# 03 - Data Grouping (Sample Super Store)
Given the second part of this Jupyter notebook tutorial, we will try to clean-up the data from invalid values and try to recreate from the previous orginal dataset to something more valueable and informative to our business needs.

In [1]:
# Importing packages
import pandas as pd
import numpy as np

### Let's try to read the CSV record 
The following code would imply these instructions
- df_orders = is the name of the variable, that will be using throughout the example of this tutorial.
- pd = stands for Panda
- .read_csv = is a method within to read the CSV file.

In [2]:
df_cleaning = pd.read_csv('df_cleaning.csv')

In [3]:
# Set the total rows and columns default numbers.
pd.set_option('display.max_columns', 23)
pd.set_option('display.max_rows', 5)

In [4]:
df_cleaning.head(3)

Unnamed: 0,RowID,OrderID,OrderDate,ShipDate,ShipMode,CustomerID,CustomerName,Segment,Country,City,State,PostalCode,Region,ProductID,Category,SubCategory,ProductName,Sales,Quantity,Discount,Profit,Revenue,NetPrice
0,1,CA-2017-152156,2017-11-08,2017-11-11,Second Class,CG-12520,Claire Gute,Consumer,United States,Henderson,Kentucky,42420.0,South,FUR-BO-10001798,Furniture,Bookcases,Bush Somerset Collection Bookcase,261.96,2.0,0.0,41.9136,220.0464,89.0664
1,2,CA-2017-152156,2017-11-08,2017-11-11,Second Class,CG-12520,Claire Gute,Consumer,United States,Henderson,Kentucky,42420.0,South,FUR-CH-10000454,Furniture,Chairs,"Hon Deluxe Fabric Upholstered Stacking Chairs,...",731.94,3.0,0.0,219.582,512.358,97.592
2,3,CA-2017-138688,2017-06-12,2017-06-16,Second Class,DV-13045,Darrin Van Huff,Corporate,United States,Los Angeles,California,90036.0,West,OFF-LA-10000240,Office Supplies,Labels,Self-Adhesive Address Labels for Typewriters b...,14.62,2.0,0.0,6.8714,7.7486,0.4386


In [5]:
# Let's print the columns (features) names.
df_cleaning.columns

Index(['RowID', 'OrderID', 'OrderDate', 'ShipDate', 'ShipMode', 'CustomerID',
       'CustomerName', 'Segment', 'Country', 'City', 'State', 'PostalCode',
       'Region', 'ProductID', 'Category', 'SubCategory', 'ProductName',
       'Sales', 'Quantity', 'Discount', 'Profit', 'Revenue', 'NetPrice'],
      dtype='object')

In [6]:
# Let's print the columns data types.
df_cleaning.dtypes

RowID         int64
OrderID      object
             ...   
Revenue     float64
NetPrice    float64
Length: 23, dtype: object

## Grouping Coloumn
### So let's try to do some data grouping based on column

- *df_cleaning[['Sales', 'Quantity']] = This command would get the column *'Sales'* & *'Quantity'*
- .groupby(['Sales'],  as_index=False) = And group them by the Sales column, but don't use any Index, as it indicate by the 'False'
- .*mean()*  =  get the mean value from each row.
- .sort_values(by='Quantity', ascending=True)* =  and sort them by quantity value, ascending.

In [7]:
df_cleaning[['Sales','Quantity','Profit']].groupby(['Profit'],as_index=True).sum().sort_values(by='Quantity',ascending=True)
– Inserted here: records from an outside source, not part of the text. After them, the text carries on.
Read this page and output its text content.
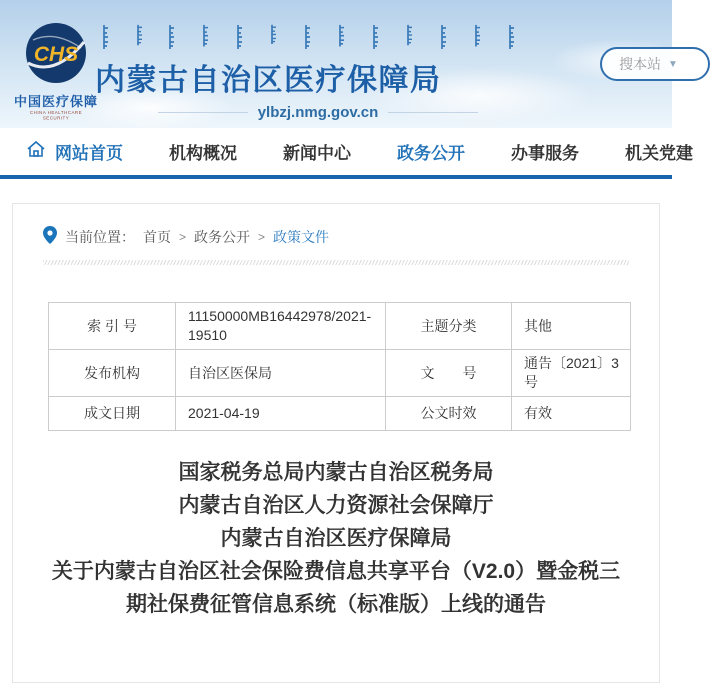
CHS
中国医疗保障
CHINA HEALTHCARE SECURITY
内蒙古自治区医疗保障局
ylbzj.nmg.gov.cn
搜本站 ▼
网站首页	机构概况	新闻中心	政务公开	办事服务	机关党建
当前位置： 首页 > 政务公开 > 政策文件
索 引 号	11150000MB16442978/2021-19510	主题分类	其他
发布机构	自治区医保局	文　　号	通告〔2021〕3号
成文日期	2021-04-19	公文时效	有效
国家税务总局内蒙古自治区税务局
内蒙古自治区人力资源社会保障厅
内蒙古自治区医疗保障局
关于内蒙古自治区社会保险费信息共享平台（V2.0）暨金税三
期社保费征管信息系统（标准版）上线的通告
Unnamed: 0_level_0,Sales,Quantity
Profit,Unnamed: 1_level_1,Unnamed: 2_level_1
1.8872,13.480,1.0
4.4610,29.740,1.0
...,...,...
15.5520,842.400,130.0
0.0000,27686.847,255.0


In [8]:
# Create a parameter so that we can save them to a CSV format.
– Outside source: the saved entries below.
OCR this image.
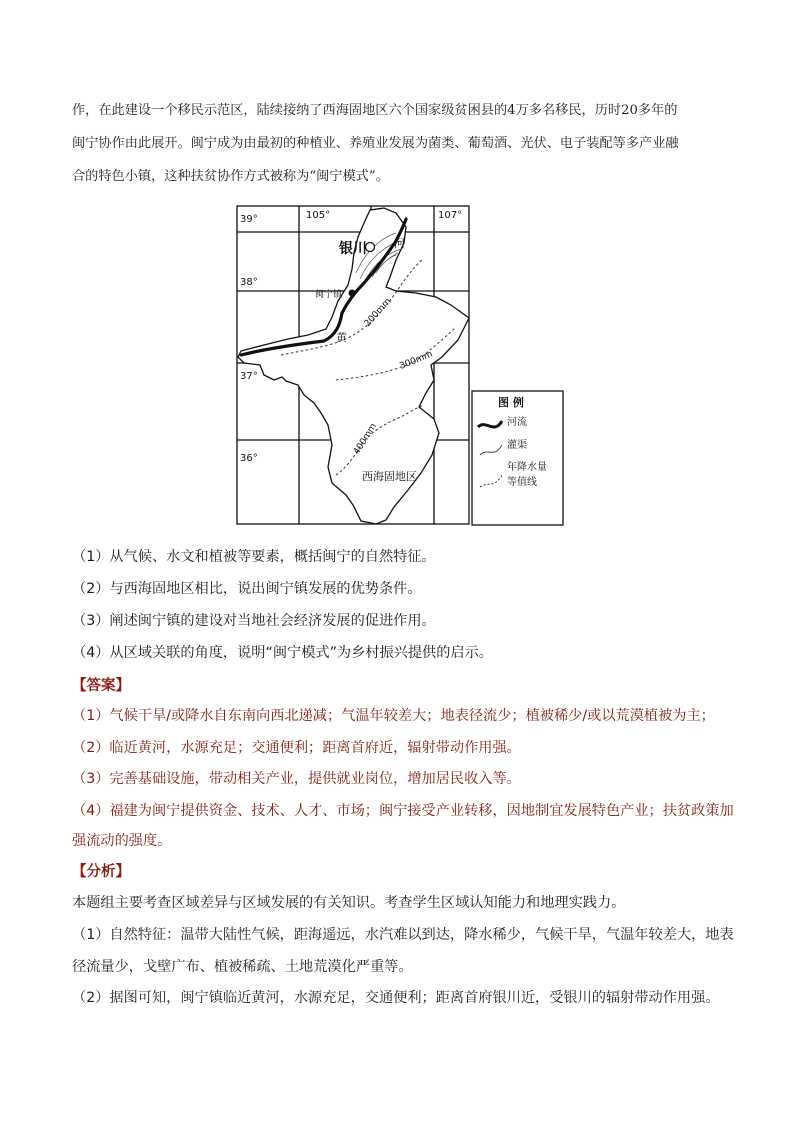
作，在此建设一个移民示范区，陆续接纳了西海固地区六个国家级贫困县的4万多名移民，历时20多年的

闽宁协作由此展开。闽宁成为由最初的种植业、养殖业发展为菌类、葡萄酒、光伏、电子装配等多产业融

合的特色小镇，这种扶贫协作方式被称为“闽宁模式”。

39°
38°
37°
36°
105°	107°
银川
闽宁镇
河
黄
200mm
300mm
400mm
西海固地区
图 例
河流
灌渠
年降水量
等值线
（1）从气候、水文和植被等要素，概括闽宁的自然特征。
（2）与西海固地区相比，说出闽宁镇发展的优势条件。
（3）阐述闽宁镇的建设对当地社会经济发展的促进作用。
（4）从区域关联的角度，说明“闽宁模式”为乡村振兴提供的启示。
【答案】
（1）气候干旱/或降水自东南向西北递减；气温年较差大；地表径流少；植被稀少/或以荒漠植被为主；
（2）临近黄河，水源充足；交通便利；距离首府近，辐射带动作用强。
（3）完善基础设施，带动相关产业，提供就业岗位，增加居民收入等。
（4）福建为闽宁提供资金、技术、人才、市场；闽宁接受产业转移，因地制宜发展特色产业；扶贫政策加
强流动的强度。
【分析】
本题组主要考查区域差异与区域发展的有关知识。考查学生区域认知能力和地理实践力。
（1）自然特征：温带大陆性气候，距海遥远，水汽难以到达，降水稀少，气候干旱，气温年较差大，地表
径流量少，戈壁广布、植被稀疏、土地荒漠化严重等。
（2）据图可知，闽宁镇临近黄河，水源充足，交通便利；距离首府银川近，受银川的辐射带动作用强。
df_cleaning_groupby_salesQuantityProfit = df_cleaning[['Sales','Quantity','Profit']].groupby(['Profit'],as_index=True).sum().sort_values(by='Quantity',ascending=True)

In [9]:
# Create a parameter so that we can save them to a CSV format.
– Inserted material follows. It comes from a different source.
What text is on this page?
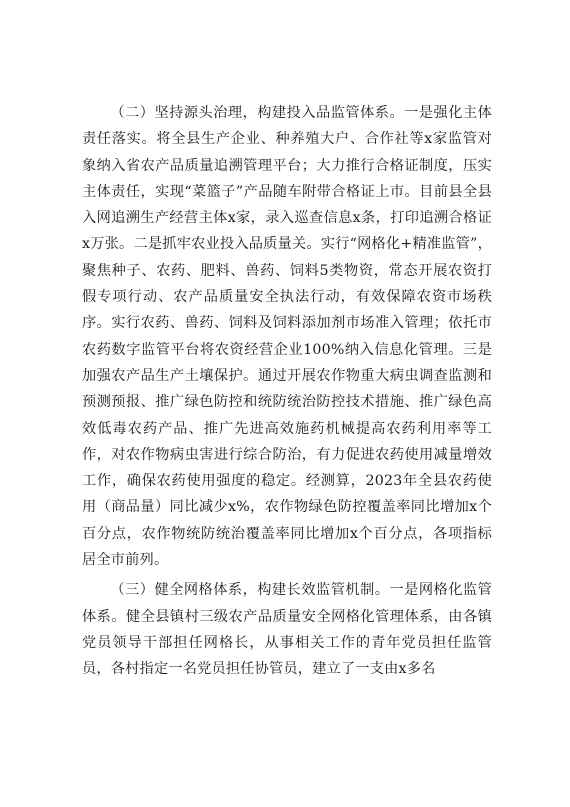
（二）坚持源头治理，构建投入品监管体系。一是强化主体责任落实。将全县生产企业、种养殖大户、合作社等x家监管对象纳入省农产品质量追溯管理平台；大力推行合格证制度，压实主体责任，实现“菜篮子”产品随车附带合格证上市。目前县全县入网追溯生产经营主体x家，录入巡查信息x条，打印追溯合格证x万张。二是抓牢农业投入品质量关。实行“网格化+精准监管”，聚焦种子、农药、肥料、兽药、饲料5类物资，常态开展农资打假专项行动、农产品质量安全执法行动，有效保障农资市场秩序。实行农药、兽药、饲料及饲料添加剂市场准入管理；依托市农药数字监管平台将农资经营企业100%纳入信息化管理。三是加强农产品生产土壤保护。通过开展农作物重大病虫调查监测和预测预报、推广绿色防控和统防统治防控技术措施、推广绿色高效低毒农药产品、推广先进高效施药机械提高农药利用率等工作，对农作物病虫害进行综合防治，有力促进农药使用减量增效工作，确保农药使用强度的稳定。经测算，2023年全县农药使用（商品量）同比减少x%，农作物绿色防控覆盖率同比增加x个百分点，农作物统防统治覆盖率同比增加x个百分点，各项指标居全市前列。

（三）健全网格体系，构建长效监管机制。一是网格化监管体系。健全县镇村三级农产品质量安全网格化管理体系，由各镇党员领导干部担任网格长，从事相关工作的青年党员担任监管员，各村指定一名党员担任协管员，建立了一支由x多名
df_cleaning_groupby_salesQuantityProfit.to_csv('df_cleaning_groupby_salesQuantityProfit.csv', index = False)

In [10]:
# Let's try to call them with the parameter name instead.

df_cleaning_groupby_salesQuantityProfit

Unnamed: 0_level_0,Sales,Quantity
Profit,Unnamed: 1_level_1,Unnamed: 2_level_1
1.8872,13.480,1.0
4.4610,29.740,1.0
...,...,...
15.5520,842.400,130.0
0.0000,27686.847,255.0


### So let's try to do some data grouping based on column

- *df_cleaning[['Sales', 'Discount']] = This command would get the column *'Sales'* & *'Discount'*
- .groupby(['Sales'],  as_index=True) = And group them by the Sales column, but don't use any Index, as indicate by the 'True' parameter
- .*sum()*  =  get the mean value from each row.
- .sort_values(by='Discount', ascending=False)* =  and sort them by quantity value, descending.

In [11]:
df_cleaning[['Sales', 'Discount']].groupby(['Sales'], as_index=True).sum().sort_values(by='Discount', ascending=False)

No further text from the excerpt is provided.